RAG_Support_Assistant — provider-aware support bot with GraceKelly as a fallback LLM provider. Smoke harness scripts/gracekelly_smoke.py walks 8 steps (healthz, profile, simple ask, tool loop, schema dispatch, streaming, metrics, failover).
agent_toolkit — LangGraph agent building blocks. The OrchestratorChatModel LangChain adapter dispatches one of six GKPatterns (SINGLE / SONAR / DUAL / FIVE_MODELS / CONSENSUS / MAXIMUM) to the matching V2 route (/orchestrate, /compare, /consensus, /smart with reliability_level=high).
juhub (Perplexity_Orchestrator2\juhub) — daily AI debate scheduled at 08:30 via Windows Task Scheduler. backend/scheduler.py performs a pre-flight :8011/healthz/ready check and gracefully skips the run if V2 is not reachable; it does not auto-spawn V2 on its own.
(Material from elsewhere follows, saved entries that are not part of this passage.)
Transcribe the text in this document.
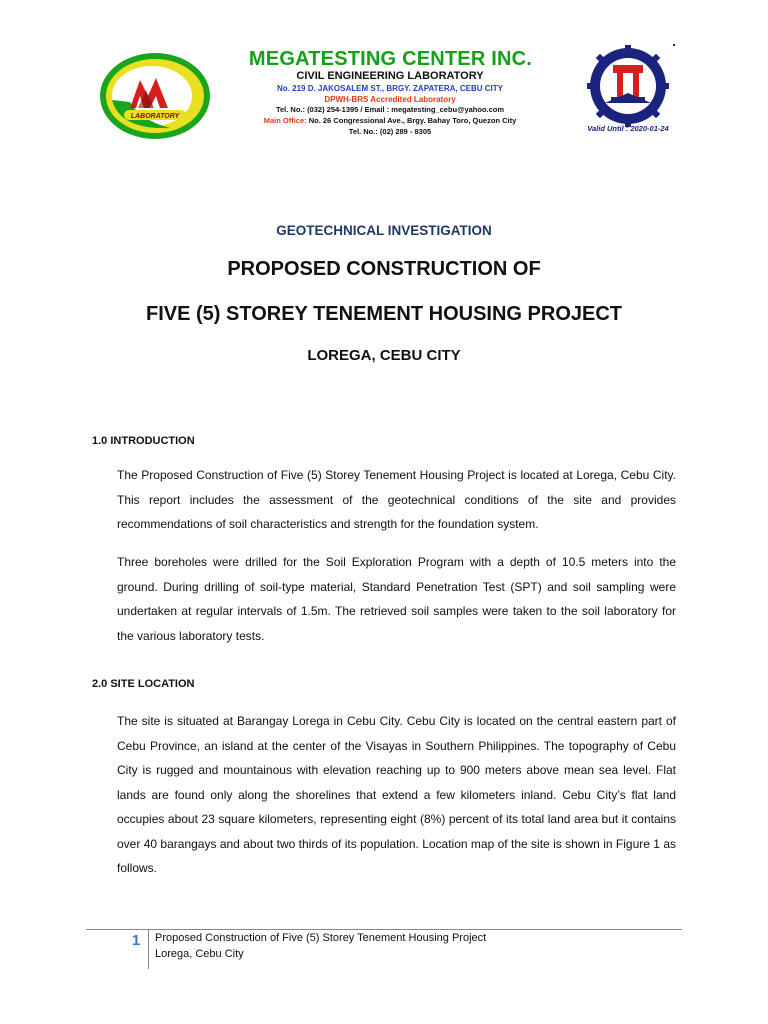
LABORATORY
MEGATESTING CENTER INC.
CIVIL ENGINEERING LABORATORY
No. 219 D. JAKOSALEM ST., BRGY. ZAPATERA, CEBU CITY
DPWH-BRS Accredited Laboratory
Tel. No.: (032) 254-1395 / Email : megatesting_cebu@yahoo.com
Main Office: No. 26 Congressional Ave., Brgy. Bahay Toro, Quezon City
Tel. No.: (02) 289 - 8305	Valid Until : 2020-01-24
GEOTECHNICAL INVESTIGATION
PROPOSED CONSTRUCTION OF
FIVE (5) STOREY TENEMENT HOUSING PROJECT
LOREGA, CEBU CITY
1.0 INTRODUCTION
The Proposed Construction of Five (5) Storey Tenement Housing Project is located at Lorega, Cebu City. This report includes the assessment of the geotechnical conditions of the site and provides recommendations of soil characteristics and strength for the foundation system.
Three boreholes were drilled for the Soil Exploration Program with a depth of 10.5 meters into the ground. During drilling of soil-type material, Standard Penetration Test (SPT) and soil sampling were undertaken at regular intervals of 1.5m. The retrieved soil samples were taken to the soil laboratory for the various laboratory tests.
2.0 SITE LOCATION
The site is situated at Barangay Lorega in Cebu City. Cebu City is located on the central eastern part of Cebu Province, an island at the center of the Visayas in Southern Philippines. The topography of Cebu City is rugged and mountainous with elevation reaching up to 900 meters above mean sea level. Flat lands are found only along the shorelines that extend a few kilometers inland. Cebu City’s flat land occupies about 23 square kilometers, representing eight (8%) percent of its total land area but it contains over 40 barangays and about two thirds of its population. Location map of the site is shown in Figure 1 as follows.
1	Proposed Construction of Five (5) Storey Tenement Housing Project
Lorega, Cebu City
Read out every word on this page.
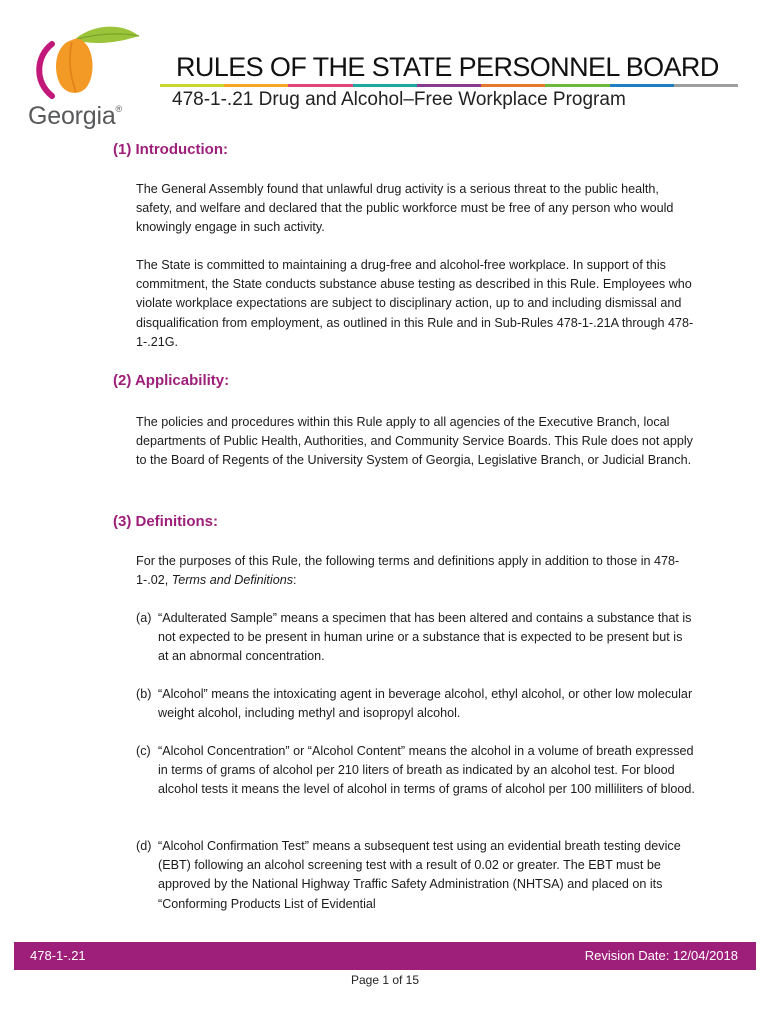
Georgia®
RULES OF THE STATE PERSONNEL BOARD
478-1-.21 Drug and Alcohol–Free Workplace Program
(1) Introduction:
The General Assembly found that unlawful drug activity is a serious threat to the public health, safety, and welfare and declared that the public workforce must be free of any person who would knowingly engage in such activity.
The State is committed to maintaining a drug-free and alcohol-free workplace. In support of this commitment, the State conducts substance abuse testing as described in this Rule. Employees who violate workplace expectations are subject to disciplinary action, up to and including dismissal and disqualification from employment, as outlined in this Rule and in Sub-Rules 478-1-.21A through 478-1-.21G.
(2) Applicability:
The policies and procedures within this Rule apply to all agencies of the Executive Branch, local departments of Public Health, Authorities, and Community Service Boards. This Rule does not apply to the Board of Regents of the University System of Georgia, Legislative Branch, or Judicial Branch.
(3) Definitions:
For the purposes of this Rule, the following terms and definitions apply in addition to those in 478-1-.02, Terms and Definitions:
(a) “Adulterated Sample” means a specimen that has been altered and contains a substance that is not expected to be present in human urine or a substance that is expected to be present but is at an abnormal concentration.
(b) “Alcohol” means the intoxicating agent in beverage alcohol, ethyl alcohol, or other low molecular weight alcohol, including methyl and isopropyl alcohol.
(c) “Alcohol Concentration” or “Alcohol Content” means the alcohol in a volume of breath expressed in terms of grams of alcohol per 210 liters of breath as indicated by an alcohol test. For blood alcohol tests it means the level of alcohol in terms of grams of alcohol per 100 milliliters of blood.
(d) “Alcohol Confirmation Test” means a subsequent test using an evidential breath testing device (EBT) following an alcohol screening test with a result of 0.02 or greater. The EBT must be approved by the National Highway Traffic Safety Administration (NHTSA) and placed on its “Conforming Products List of Evidential
478-1-.21	Revision Date: 12/04/2018
Page 1 of 15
The legacy V1 orchestrator at Perplexity_Orchestrator2 (port 8001, endpoints /api/gk/*) is deprecated as of 2026-04-25. See Perplexity_Orchestrator2\DEPRECATED.md.

The dry-run profile gate covers all eight sync routes used by external clients (/api/v1/smart, /smart/v2, /orchestrate, /consensus, /debate, /compare, /batch, /pipeline) — verified in docs/audits/2026-04-25-dry-run-gate-audit.md. Mistral remains embeddings-only for consensus clustering and is not an LLM execution backend (formerly an unintended baggage adapter; ripped out in batches 101-b/c).

Operations tooling

scripts/ecosystem_smoke.py — single-command health check across V2 + 3 known clients. Used as the integrator regression gate.
scripts/win-autostart/ — Windows Task Scheduler artefacts to keep V2 always-on under user logon, with a set_profile.bat toggle for execution profile.
scripts/win-autostart/install_recon_cron.bat — registers a weekly Friday 03:00 task GraceKelly Selectors Recon that runs gracekelly-recon-weekly, captures the live Perplexity DOM via Playwright, and diffs it against the stored baseline. The CLI loads the repo .env before resolving GRACEKELLY_BROWSER_PROFILE_DIR. Drift surfaces in logs/recon-drift.jsonl and as .workflow/state/perplexity-selectors-drift.flag.
docs/audits/2026-04-25-dry-run-gate-audit.md — per-route audit table proving dry-run profile coverage.
audit_opus_2026-04-26.md (repo root) — BCG-style strategic audit. Scores engineering 9/10 vs strategic fit for personal use 5/10; recommends Option B Simplify (-42% src LOC, -67% test LOC) once 30-day usage telemetry confirms which endpoints are actually exercised.

Next steps

Improve consensus/debate streaming beyond the current single-model streaming path.
Broaden retry policies beyond the current deferral if operational demand appears.
Add more models to the pricing registry as providers are added.